Tiptoeing Around ‘Under God’


The U.S. Supreme Court failed the nation when it ducked the issue of whether the words “under God” in the Pledge of Allegiance violate the Constitution in public schools. Some may applaud the court’s cleverness in avoiding a highly controversial political issue. But in doing so, the court made bad law concerning the rights of noncustodial parents to sue on behalf of their children and, even worse, abdicated its fundamental role in the U.S. system of government.

The lawsuit challenging the words “under God” in the pledge was brought by Michael Newdow, an atheist who asserted that his daughter had the right to be free from government-sponsored religious activity in her Sacramento-area public school.

Newdow claimed that the school was violating the provision of the 1st Amendment that says government may not make any law respecting the establishment of religion. The Supreme Court ruled that Newdow lacked standing to sue because he did not have legal custody of his daughter.


The flaw in this reasoning is that it wrongly assumes that only parents with legal custody of their children have an interest in their children’s education and religious upbringing. Newdow has been enormously involved in his daughter’s schooling, regularly attending parent-teacher conferences and school events. His daughter spends a significant amount of time each week with him. The fact that the girl’s mother has legal custody should not keep Newdow from being able to object to his daughter’s being exposed to what he sees as religious indoctrination in violation of the 1st Amendment.

The Supreme Court purported to base its decision on California law concerning the rights of noncustodial parents. But no California case ever has held that a father lacked the authority to sue on behalf of his child. Indeed, California law is clear that both parents, custodial and noncustodial, have an equal say in the religious upbringing of their child.

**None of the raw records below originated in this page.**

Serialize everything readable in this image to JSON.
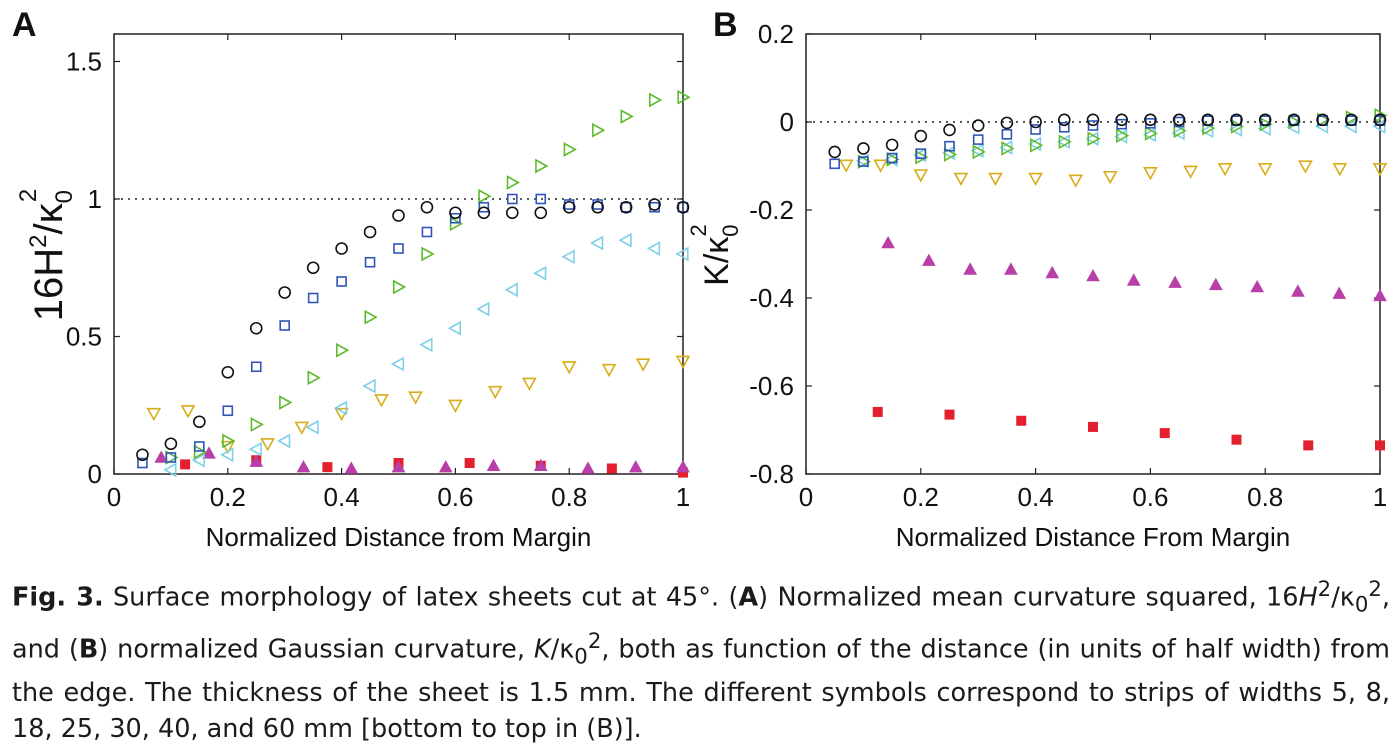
{
  "chart_data": [
    {
      "panel": "A",
      "type": "scatter",
      "xlabel": "Normalized Distance from Margin",
      "ylabel": "16H²/κ₀²",
      "xlim": [
        0,
        1
      ],
      "ylim": [
        0,
        1.6
      ],
      "xticks": [
        "0",
        "0.2",
        "0.4",
        "0.6",
        "0.8",
        "1"
      ],
      "yticks": [
        "0",
        "0.5",
        "1",
        "1.5"
      ],
      "reference_line": 1,
      "series": [
        {
          "marker": "square-filled",
          "color": "#e4202e",
          "x": [
            0.125,
            0.25,
            0.375,
            0.5,
            0.625,
            0.75,
            0.875,
            1.0
          ],
          "y": [
            0.035,
            0.05,
            0.025,
            0.04,
            0.04,
            0.03,
            0.02,
            0.005
          ]
        },
        {
          "marker": "triangle-up-filled",
          "color": "#b83ea8",
          "x": [
            0.083,
            0.167,
            0.25,
            0.333,
            0.417,
            0.5,
            0.583,
            0.667,
            0.75,
            0.833,
            0.917,
            1.0
          ],
          "y": [
            0.06,
            0.075,
            0.045,
            0.025,
            0.02,
            0.025,
            0.025,
            0.03,
            0.03,
            0.02,
            0.025,
            0.025
          ]
        },
        {
          "marker": "triangle-down",
          "color": "#d7ad1a",
          "x": [
            0.07,
            0.13,
            0.2,
            0.27,
            0.33,
            0.4,
            0.47,
            0.53,
            0.6,
            0.67,
            0.73,
            0.8,
            0.87,
            0.93,
            1.0
          ],
          "y": [
            0.22,
            0.23,
            0.1,
            0.11,
            0.17,
            0.22,
            0.27,
            0.28,
            0.25,
            0.3,
            0.33,
            0.39,
            0.38,
            0.4,
            0.41
          ]
        },
        {
          "marker": "triangle-left",
          "color": "#7fd0e8",
          "x": [
            0.1,
            0.15,
            0.2,
            0.25,
            0.3,
            0.35,
            0.4,
            0.45,
            0.5,
            0.55,
            0.6,
            0.65,
            0.7,
            0.75,
            0.8,
            0.85,
            0.9,
            0.95,
            1.0
          ],
          "y": [
            0.015,
            0.05,
            0.07,
            0.09,
            0.12,
            0.17,
            0.24,
            0.32,
            0.4,
            0.47,
            0.53,
            0.6,
            0.67,
            0.73,
            0.79,
            0.84,
            0.85,
            0.82,
            0.8
          ]
        },
        {
          "marker": "triangle-right",
          "color": "#5dbb2e",
          "x": [
            0.1,
            0.15,
            0.2,
            0.25,
            0.3,
            0.35,
            0.4,
            0.45,
            0.5,
            0.55,
            0.6,
            0.65,
            0.7,
            0.75,
            0.8,
            0.85,
            0.9,
            0.95,
            1.0
          ],
          "y": [
            0.06,
            0.08,
            0.12,
            0.18,
            0.26,
            0.35,
            0.45,
            0.57,
            0.68,
            0.8,
            0.91,
            1.01,
            1.06,
            1.12,
            1.18,
            1.25,
            1.3,
            1.36,
            1.37
          ]
        },
        {
          "marker": "square",
          "color": "#2f55b8",
          "x": [
            0.05,
            0.1,
            0.15,
            0.2,
            0.25,
            0.3,
            0.35,
            0.4,
            0.45,
            0.5,
            0.55,
            0.6,
            0.65,
            0.7,
            0.75,
            0.8,
            0.85,
            0.9,
            0.95,
            1.0
          ],
          "y": [
            0.04,
            0.06,
            0.1,
            0.23,
            0.39,
            0.54,
            0.64,
            0.7,
            0.77,
            0.82,
            0.88,
            0.93,
            0.97,
            1.0,
            1.0,
            0.98,
            0.98,
            0.97,
            0.97,
            0.97
          ]
        },
        {
          "marker": "circle",
          "color": "#111111",
          "x": [
            0.05,
            0.1,
            0.15,
            0.2,
            0.25,
            0.3,
            0.35,
            0.4,
            0.45,
            0.5,
            0.55,
            0.6,
            0.65,
            0.7,
            0.75,
            0.8,
            0.85,
            0.9,
            0.95,
            1.0
          ],
          "y": [
            0.07,
            0.11,
            0.19,
            0.37,
            0.53,
            0.66,
            0.75,
            0.82,
            0.88,
            0.94,
            0.97,
            0.95,
            0.95,
            0.95,
            0.95,
            0.97,
            0.97,
            0.97,
            0.98,
            0.97
          ]
        }
      ]
    },
    {
      "panel": "B",
      "type": "scatter",
      "xlabel": "Normalized Distance From Margin",
      "ylabel": "K/κ₀²",
      "xlim": [
        0,
        1
      ],
      "ylim": [
        -0.8,
        0.2
      ],
      "xticks": [
        "0",
        "0.2",
        "0.4",
        "0.6",
        "0.8",
        "1"
      ],
      "yticks": [
        "0.2",
        "0",
        "-0.2",
        "-0.4",
        "-0.6",
        "-0.8"
      ],
      "reference_line": 0,
      "series": [
        {
          "marker": "square-filled",
          "color": "#e4202e",
          "x": [
            0.125,
            0.25,
            0.375,
            0.5,
            0.625,
            0.75,
            0.875,
            1.0
          ],
          "y": [
            -0.659,
            -0.665,
            -0.679,
            -0.693,
            -0.707,
            -0.722,
            -0.735,
            -0.735
          ]
        },
        {
          "marker": "triangle-up-filled",
          "color": "#b83ea8",
          "x": [
            0.143,
            0.214,
            0.286,
            0.357,
            0.429,
            0.5,
            0.571,
            0.643,
            0.714,
            0.786,
            0.857,
            0.929,
            1.0
          ],
          "y": [
            -0.275,
            -0.315,
            -0.335,
            -0.335,
            -0.343,
            -0.35,
            -0.36,
            -0.365,
            -0.37,
            -0.375,
            -0.385,
            -0.39,
            -0.395
          ]
        },
        {
          "marker": "triangle-down",
          "color": "#d7ad1a",
          "x": [
            0.07,
            0.13,
            0.2,
            0.27,
            0.33,
            0.4,
            0.47,
            0.53,
            0.6,
            0.67,
            0.73,
            0.8,
            0.87,
            0.93,
            1.0
          ],
          "y": [
            -0.098,
            -0.098,
            -0.12,
            -0.128,
            -0.128,
            -0.128,
            -0.132,
            -0.124,
            -0.115,
            -0.112,
            -0.106,
            -0.106,
            -0.1,
            -0.106,
            -0.106
          ]
        },
        {
          "marker": "triangle-left",
          "color": "#7fd0e8",
          "x": [
            0.1,
            0.15,
            0.2,
            0.25,
            0.3,
            0.35,
            0.4,
            0.45,
            0.5,
            0.55,
            0.6,
            0.65,
            0.7,
            0.75,
            0.8,
            0.85,
            0.9,
            0.95,
            1.0
          ],
          "y": [
            -0.088,
            -0.085,
            -0.075,
            -0.07,
            -0.065,
            -0.058,
            -0.05,
            -0.045,
            -0.038,
            -0.033,
            -0.029,
            -0.025,
            -0.02,
            -0.017,
            -0.015,
            -0.012,
            -0.01,
            -0.01,
            -0.01
          ]
        },
        {
          "marker": "triangle-right",
          "color": "#5dbb2e",
          "x": [
            0.1,
            0.15,
            0.2,
            0.25,
            0.3,
            0.35,
            0.4,
            0.45,
            0.5,
            0.55,
            0.6,
            0.65,
            0.7,
            0.75,
            0.8,
            0.85,
            0.9,
            0.95,
            1.0
          ],
          "y": [
            -0.09,
            -0.085,
            -0.08,
            -0.074,
            -0.068,
            -0.06,
            -0.053,
            -0.045,
            -0.038,
            -0.031,
            -0.026,
            -0.02,
            -0.014,
            -0.01,
            -0.005,
            0.0,
            0.005,
            0.01,
            0.015
          ]
        },
        {
          "marker": "square",
          "color": "#2f55b8",
          "x": [
            0.05,
            0.1,
            0.15,
            0.2,
            0.25,
            0.3,
            0.35,
            0.4,
            0.45,
            0.5,
            0.55,
            0.6,
            0.65,
            0.7,
            0.75,
            0.8,
            0.85,
            0.9,
            0.95,
            1.0
          ],
          "y": [
            -0.095,
            -0.09,
            -0.082,
            -0.072,
            -0.055,
            -0.04,
            -0.028,
            -0.017,
            -0.012,
            -0.008,
            -0.005,
            -0.003,
            0.0,
            0.003,
            0.003,
            0.003,
            0.003,
            0.003,
            0.003,
            0.003
          ]
        },
        {
          "marker": "circle",
          "color": "#111111",
          "x": [
            0.05,
            0.1,
            0.15,
            0.2,
            0.25,
            0.3,
            0.35,
            0.4,
            0.45,
            0.5,
            0.55,
            0.6,
            0.65,
            0.7,
            0.75,
            0.8,
            0.85,
            0.9,
            0.95,
            1.0
          ],
          "y": [
            -0.068,
            -0.06,
            -0.052,
            -0.032,
            -0.018,
            -0.008,
            -0.002,
            0.0,
            0.005,
            0.005,
            0.005,
            0.005,
            0.005,
            0.005,
            0.005,
            0.005,
            0.005,
            0.005,
            0.005,
            0.005
          ]
        }
      ]
    }
  ],
  "caption": {
    "fig_label": "Fig. 3.",
    "part1": " Surface morphology of latex sheets cut at 45°. (",
    "bold_a": "A",
    "part2": ") Normalized mean curvature squared, 16",
    "h": "H",
    "part3": "/κ",
    "part4": ", and (",
    "bold_b": "B",
    "part5": ") normalized Gaussian curvature, ",
    "k": "K",
    "part6": "/κ",
    "part7": ", both as function of the distance (in units of half width) from the edge. The thickness of the sheet is 1.5 mm. The different symbols correspond to strips of widths 5, 8, 18, 25, 30, 40, and 60 mm [bottom to top in (B)].",
    "sup2": "2",
    "sub0": "0"
  }
}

Of course, the Supreme Court’s decision wasn’t really about the rights of custodial versus noncustodial parents at all; it was an effort to avoid a controversial issue. But the court, at most, has only bought itself time. Surely other parents in California and elsewhere who do have custody of their children will quickly bring suit, and the issue will again make its way to the Supreme Court.

In ducking the hard constitutional question, the Supreme Court failed to clarify an issue that affects children throughout the country. The role of the Supreme Court is to be our society’s arbiter of constitutional issues, even when the results are highly unpopular. The Constitution intentionally created federal judges with life tenure precisely so that they would have the courage to face the hard questions.

As a matter of 1st Amendment law, the Pledge of Allegiance case should be easy. For more than 40 years, the Supreme Court has held that government-sponsored religious activity is not allowed in public school classrooms. The words “under God” are inherently religious. If the Pledge of Allegiance said “One nation under Jesus” or “One nation under Allah,” every judge in the country would see that as unconstitutional.

“One nation under God” is just as offensive to an atheist.

This is not just “ceremonial,” in the way that the words “In God We Trust” are on American currency. No one feels pressure to say “In God We Trust” when they spend money. But every day, children feel pressure to say “under God” in public school classrooms across the country. Such government-sponsored religion is a clear violation of the establishment clause.


Of the nine justices, one recused himself and three made it clear in a concurring opinion that they believed “under God” in the pledge did pass constitutional muster. But the majority of five justices left the question open. That’s one ray of hope: Soon enough the issue will be back before them, and maybe next time they will have the courage to make the unpopular but legally correct ruling: “Under God” in the Pledge of Allegiance has no place in public schools.


Erwin Chemerinsky is a professor of law and political science at USC.